Additional options are generated by the above-mentioned idea that although appeals to moral disagreement are not capable of establishing any skeptical or antirealist conclusions on their own, they may do so when combined with other strategies, such as the evolutionary debunking ones. Such a combined strategy might be more promising in the moral case than, say, in the epistemological case. A crucial assumption in evolutionary debunking arguments is that an evolutionary explanation of our moral convictions does not support their reliability (although it may be consistent with it). Whether that is so in the case of our epistemic convictions is a separate issue and may call for a different answer, which potentially leaves room for a different assessment of a combined argument which is applied in that context (see further Tersman 2010).

The availability of these ways to respond to overgeneralization objections adds to the difficulties of reaching a conclusive assessment of them and thus also to the difficulty of assessing the arguments that provide their target themselves.
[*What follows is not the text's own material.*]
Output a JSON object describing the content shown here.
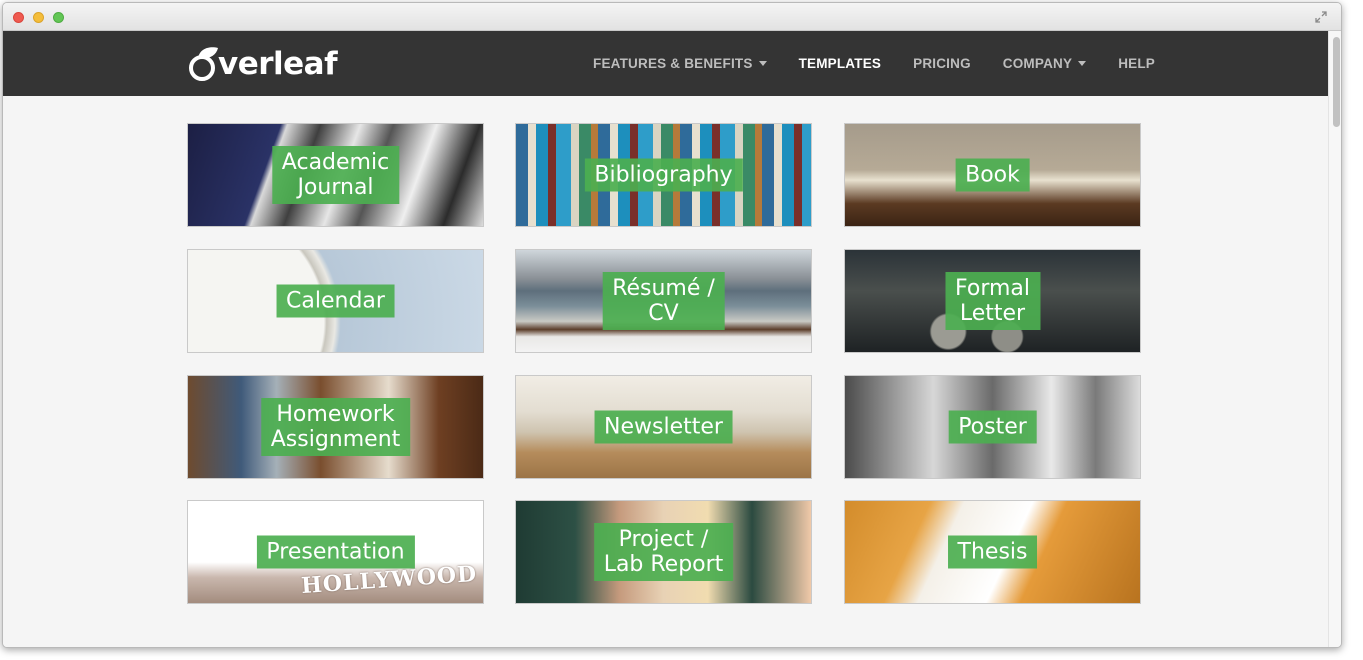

It thereby confirms a more general observation, namely, that while each of the skeptical or antirealist arguments surveyed above involves problematic elements, quick and impatient dismissals of appeals to moral disagreement are often similarly dubious. That may be frustrating but is also unsurprising. The discussion about the metaethical significance of moral disagreement raises intricate and philosophically central issues about knowledge, justification, how reference is determined, and so on. This helps to explain why progress is slower than one might desire but also why the phenomenon commands continued attention from philosophers.